As últimas legislativas e a mudança de orientação política da governação coincidiram com o cinquentenário da Revolução de Abril, proporcionando, a par de uma maioria de sínteses, evocações e interpretações globalmente positivas, um conjunto de leituras e afirmações de sinal contrário. Este não emerge como fruto do acaso. Refiro-me ao surgimento, nos setores partidários de direita e de extrema-direita, em parte significativa do universo do comentário político público e mesmo junto de bom número de eleitores, de posições que qualificam este momento do nosso trajeto coletivo como «fim de ciclo». Alguns, mais afoitos ou embalados por um clima de impunidade sobre quem se declara contra a democracia, têm falado até de «enterrar o 25 de Abril».
Questionado recentemente, durante um debate, sobre o que considerava ter corrido mal nos anos de democracia, respondi que existiam, obviamente, problemas estruturais por resolver. Desde logo a persistência de desigualdades sociais, mas também a falta de um modelo de desenvolvimento sustentado e solidário que não dependa apenas de cada ciclo político. Juntei ainda a ausência de um esforço persistente de apoio à cultura, além da ocorrência de manifestações de intolerância, racismo e sexismo. Mas respondi também que, a par da existência de avanços e recuos, de experiências positivas e de outras falhadas, e de objetivos por cumprir, o essencial dos três D que em 1974 o programa do MFA previa – Democracia, Descolonização e Desenvolvimento – tinha sido completado. Projetando progressivamente um país que não pode ser comparado àquele que viveu longas décadas de ditadura, subdesenvolvimento, pobreza e guerra.
Esta evidência é contrariada por setores que viram as costas à realidade apoiados num ambiente de desmemória alimentado sobretudo pelo esquecimento.
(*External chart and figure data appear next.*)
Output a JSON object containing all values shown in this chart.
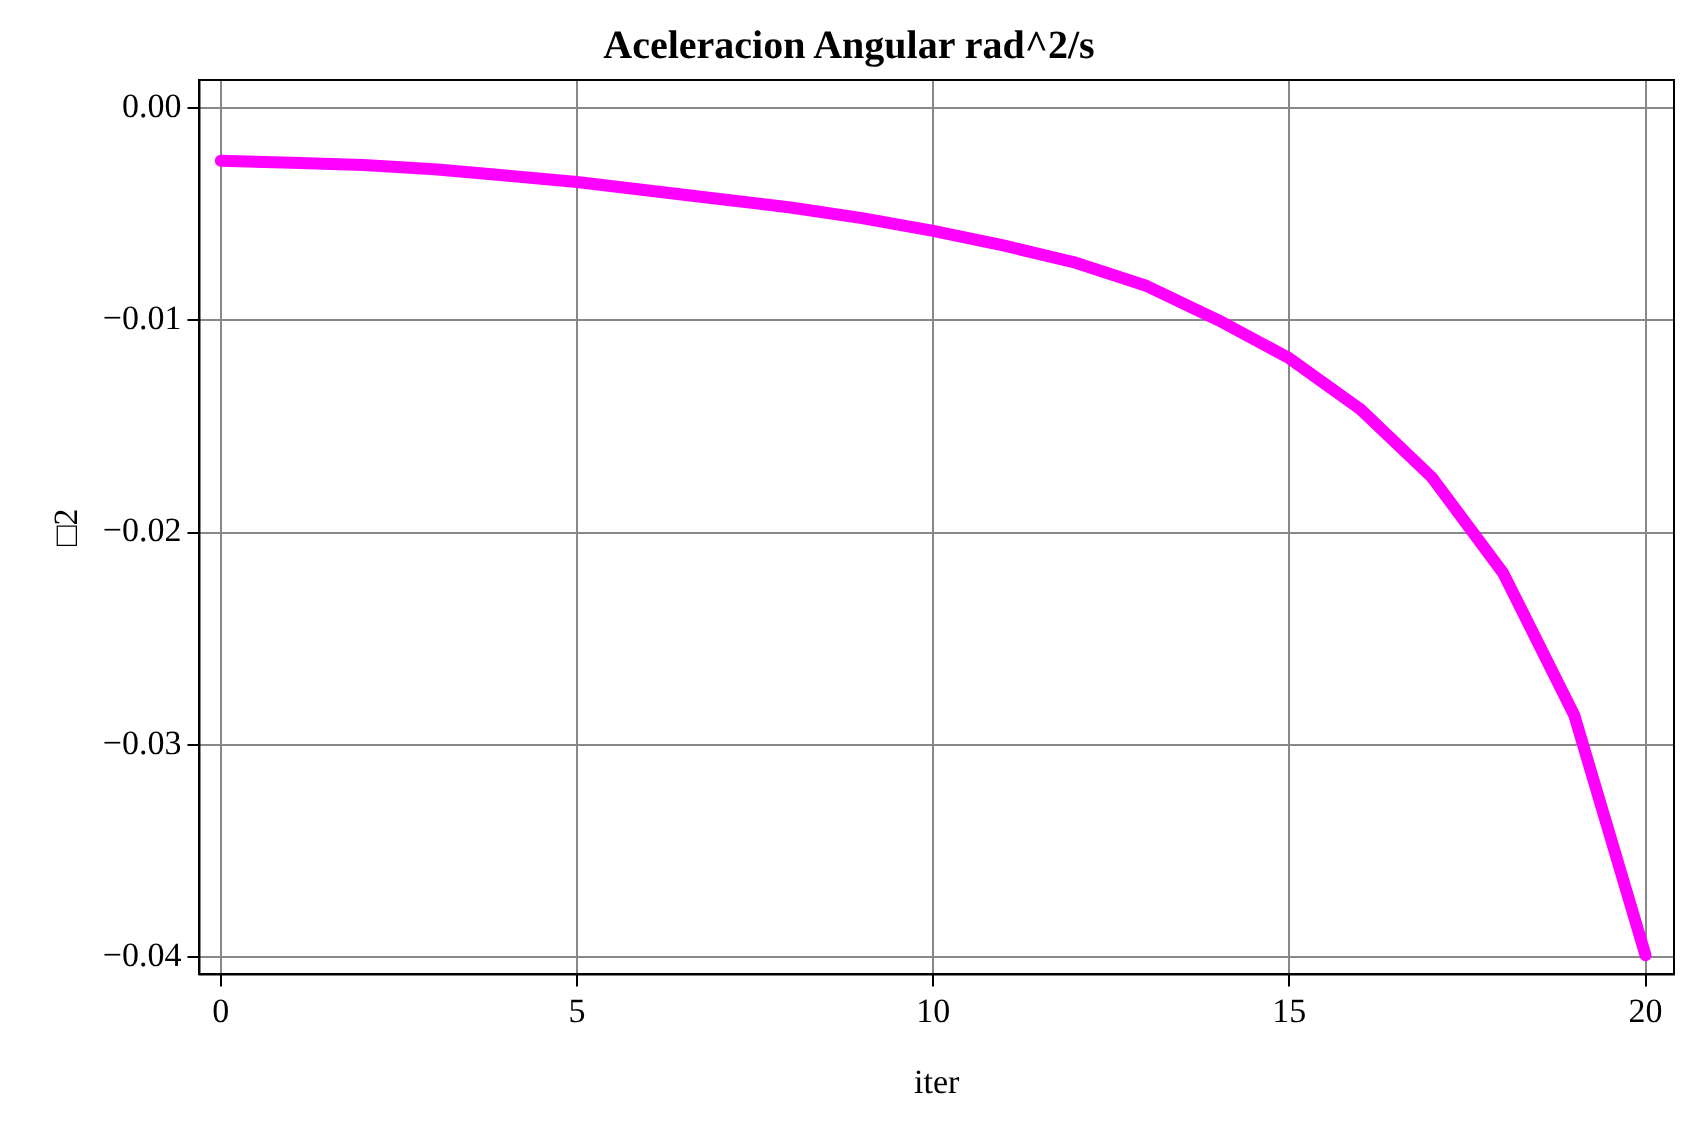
{
  "chart_data": {
    "type": "line",
    "title": "Aceleracion Angular rad^2/s",
    "xlabel": "iter",
    "ylabel": "□2",
    "x": [
      0,
      1,
      2,
      3,
      4,
      5,
      6,
      7,
      8,
      9,
      10,
      11,
      12,
      13,
      14,
      15,
      16,
      17,
      18,
      19,
      20
    ],
    "series": [
      {
        "color": "#ff00ff",
        "values": [
          -0.0025,
          -0.0026,
          -0.0027,
          -0.0029,
          -0.0032,
          -0.0035,
          -0.0039,
          -0.0043,
          -0.0047,
          -0.0052,
          -0.0058,
          -0.0065,
          -0.0073,
          -0.0084,
          -0.01,
          -0.0118,
          -0.0142,
          -0.0174,
          -0.0219,
          -0.0286,
          -0.0399
        ]
      }
    ],
    "xlim": [
      -0.3,
      20.4
    ],
    "xticks": [
      0,
      5,
      10,
      15,
      20
    ],
    "ylim": [
      -0.0408,
      0.0013
    ],
    "yticks": [
      {
        "value": 0,
        "label": "0.00"
      },
      {
        "value": -0.01,
        "label": "−0.01"
      },
      {
        "value": -0.02,
        "label": "−0.02"
      },
      {
        "value": -0.03,
        "label": "−0.03"
      },
      {
        "value": -0.04,
        "label": "−0.04"
      }
    ],
    "grid": true,
    "legend": false,
    "marker": "none",
    "line_style": "solid"
  }
}
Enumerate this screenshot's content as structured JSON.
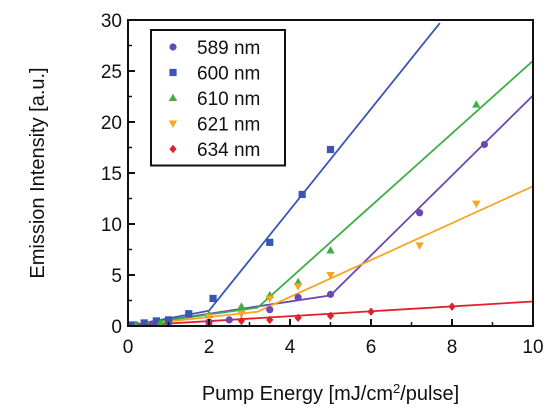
{
  "chart_data": {
    "type": "scatter",
    "xlabel": "Pump Energy [mJ/cm",
    "xlabel_sup": "2",
    "xlabel_tail": "/pulse]",
    "ylabel": "Emission Intensity [a.u.]",
    "xlim": [
      0,
      10
    ],
    "ylim": [
      0,
      30
    ],
    "xticks": [
      "0",
      "2",
      "4",
      "6",
      "8",
      "10"
    ],
    "yticks": [
      "0",
      "5",
      "10",
      "15",
      "20",
      "25",
      "30"
    ],
    "legend_position": "top-left",
    "grid": false,
    "series": [
      {
        "name": "589 nm",
        "color": "#6a48b4",
        "marker": "circle",
        "points": [
          [
            0.2,
            0.1
          ],
          [
            0.6,
            0.2
          ],
          [
            1.0,
            0.3
          ],
          [
            2.0,
            0.4
          ],
          [
            2.5,
            0.6
          ],
          [
            3.5,
            1.6
          ],
          [
            4.2,
            2.8
          ],
          [
            5.0,
            3.1
          ],
          [
            7.2,
            11.1
          ],
          [
            8.8,
            17.8
          ]
        ],
        "fit": [
          [
            0,
            0
          ],
          [
            5.0,
            3.0
          ],
          [
            10,
            22.6
          ]
        ]
      },
      {
        "name": "600 nm",
        "color": "#3a55b3",
        "marker": "square",
        "points": [
          [
            0.1,
            0.1
          ],
          [
            0.4,
            0.3
          ],
          [
            0.7,
            0.5
          ],
          [
            1.0,
            0.6
          ],
          [
            1.5,
            1.2
          ],
          [
            2.1,
            2.7
          ],
          [
            3.5,
            8.2
          ],
          [
            4.3,
            12.9
          ],
          [
            5.0,
            17.3
          ]
        ],
        "fit": [
          [
            0,
            0
          ],
          [
            2.0,
            1.5
          ],
          [
            7.7,
            29.7
          ]
        ]
      },
      {
        "name": "610 nm",
        "color": "#3fae45",
        "marker": "triangle-up",
        "points": [
          [
            0.2,
            0.1
          ],
          [
            0.8,
            0.3
          ],
          [
            2.0,
            1.1
          ],
          [
            2.8,
            1.9
          ],
          [
            3.5,
            3.0
          ],
          [
            4.2,
            4.3
          ],
          [
            5.0,
            7.4
          ],
          [
            8.6,
            21.7
          ]
        ],
        "fit": [
          [
            0,
            0
          ],
          [
            3.2,
            1.8
          ],
          [
            10,
            26.0
          ]
        ]
      },
      {
        "name": "621 nm",
        "color": "#f5a623",
        "marker": "triangle-down",
        "points": [
          [
            2.0,
            0.9
          ],
          [
            2.8,
            1.2
          ],
          [
            3.5,
            2.7
          ],
          [
            4.2,
            3.9
          ],
          [
            5.0,
            5.0
          ],
          [
            7.2,
            7.9
          ],
          [
            8.6,
            12.0
          ]
        ],
        "fit": [
          [
            0,
            0
          ],
          [
            3.2,
            1.4
          ],
          [
            10,
            13.7
          ]
        ]
      },
      {
        "name": "634 nm",
        "color": "#e0202a",
        "marker": "diamond",
        "points": [
          [
            2.0,
            0.2
          ],
          [
            2.8,
            0.5
          ],
          [
            3.5,
            0.6
          ],
          [
            4.2,
            0.8
          ],
          [
            5.0,
            1.0
          ],
          [
            6.0,
            1.4
          ],
          [
            8.0,
            1.9
          ]
        ],
        "fit": [
          [
            0,
            0
          ],
          [
            10,
            2.4
          ]
        ]
      }
    ]
  }
}
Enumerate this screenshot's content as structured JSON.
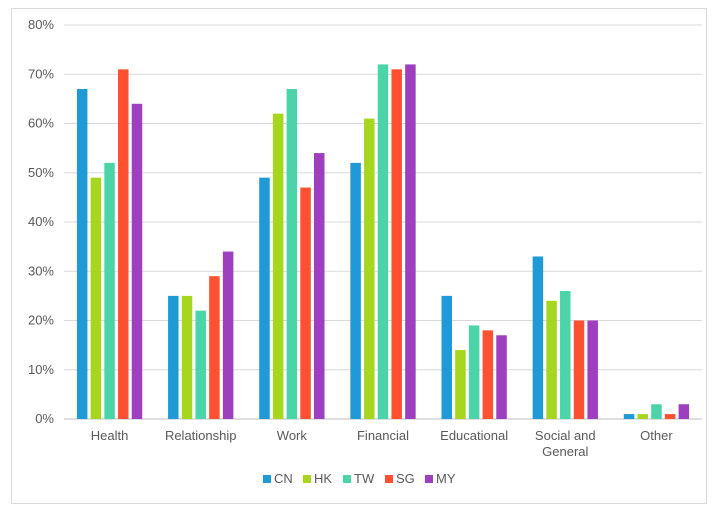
{
  "chart_data": {
    "type": "bar",
    "categories": [
      "Health",
      "Relationship",
      "Work",
      "Financial",
      "Educational",
      [
        "Social and",
        "General"
      ],
      "Other"
    ],
    "series": [
      {
        "name": "CN",
        "color": "#1f9ad6",
        "values": [
          67,
          25,
          49,
          52,
          25,
          33,
          1
        ]
      },
      {
        "name": "HK",
        "color": "#a6d61e",
        "values": [
          49,
          25,
          62,
          61,
          14,
          24,
          1
        ]
      },
      {
        "name": "TW",
        "color": "#4cd4a9",
        "values": [
          52,
          22,
          67,
          72,
          19,
          26,
          3
        ]
      },
      {
        "name": "SG",
        "color": "#ff5131",
        "values": [
          71,
          29,
          47,
          71,
          18,
          20,
          1
        ]
      },
      {
        "name": "MY",
        "color": "#9e3fbf",
        "values": [
          64,
          34,
          54,
          72,
          17,
          20,
          3
        ]
      }
    ],
    "ylim": [
      0,
      80
    ],
    "yticks": [
      "0%",
      "10%",
      "20%",
      "30%",
      "40%",
      "50%",
      "60%",
      "70%",
      "80%"
    ],
    "ytick_values": [
      0,
      10,
      20,
      30,
      40,
      50,
      60,
      70,
      80
    ],
    "grid": true,
    "legend_position": "bottom",
    "title": "",
    "xlabel": "",
    "ylabel": ""
  }
}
Este não é apenas um fenómeno natural, comum à vida dos indivíduos e das sociedades, mas pode também ser suscitado, e é-o com bastante frequência, por processos de apagamento e silenciamento mais ou menos conscientes. Por sua vez, estes podem ser causados pela conjugação de interesses políticos e sociais em jogo com a indiferença pública ou o desconhecimento do passado que os alimentam. Foi esta falha que dramaticamente referiu o escritor Primo Levi, sobrevivente e testemunha notável do Holocausto, quando falou do «dever de memória» como instrumento de reparação mínima do sofrimento das suas vítimas e meio de impedir que algo análogo possa voltar a ocorrer.
A degradação da memória positiva do tempo fundador da nossa democracia, da qual falei no início, ocorre porque nestes cinquenta anos tem sido feito um trabalho em regra insuficiente, por vezes ineficaz, que, sem nostalgias que elas não entendem, consiga mostrar às novas gerações e relembrar às que dele se foram esquecendo, o país que fomos, os avanços que conseguimos, os direitos que conquistámos, o reconhecimento que alcançámos, possíveis porque resultantes do tempo, certamente imperfeito, mas sempre criador e plural, da democracia em que vivemos. Tempo que foi inicialmente de provisória desordem – como insistem em referir-se-lhe alguns manuais escolares – porque apenas desse modo foi possível demolir a ordem injusta e desigual na qual o país vivia.
Aquela tentativa de depreciação tem a ver também com debilidades da nossa democracia. Com o défice de diálogo e de cooperação, ocorrido mesmo no interior dos mesmos campos políticos, com a dificuldade dos sucessivos governos em arbitrar o jogo entre o interesse coletivo e o dos grupos, com a inexistência de um combate célere e eficaz à corrupção, com escolhas hesitantes, dependentes de jogos de tática e não de orientações estratégicas, ou com uma intervenção complementar, tantas vezes parcial e destrutiva, de boa parte da comunicação social. Nada disto, porém, é culpa do sistema democrático, como proclama a extrema-direita populista. De facto, se podemos falar de um «fim de ciclo» de Abril é porque, nesta viragem do cinquentenário, podemos entrar num tempo dedicado à sua renovação e aperfeiçoamento.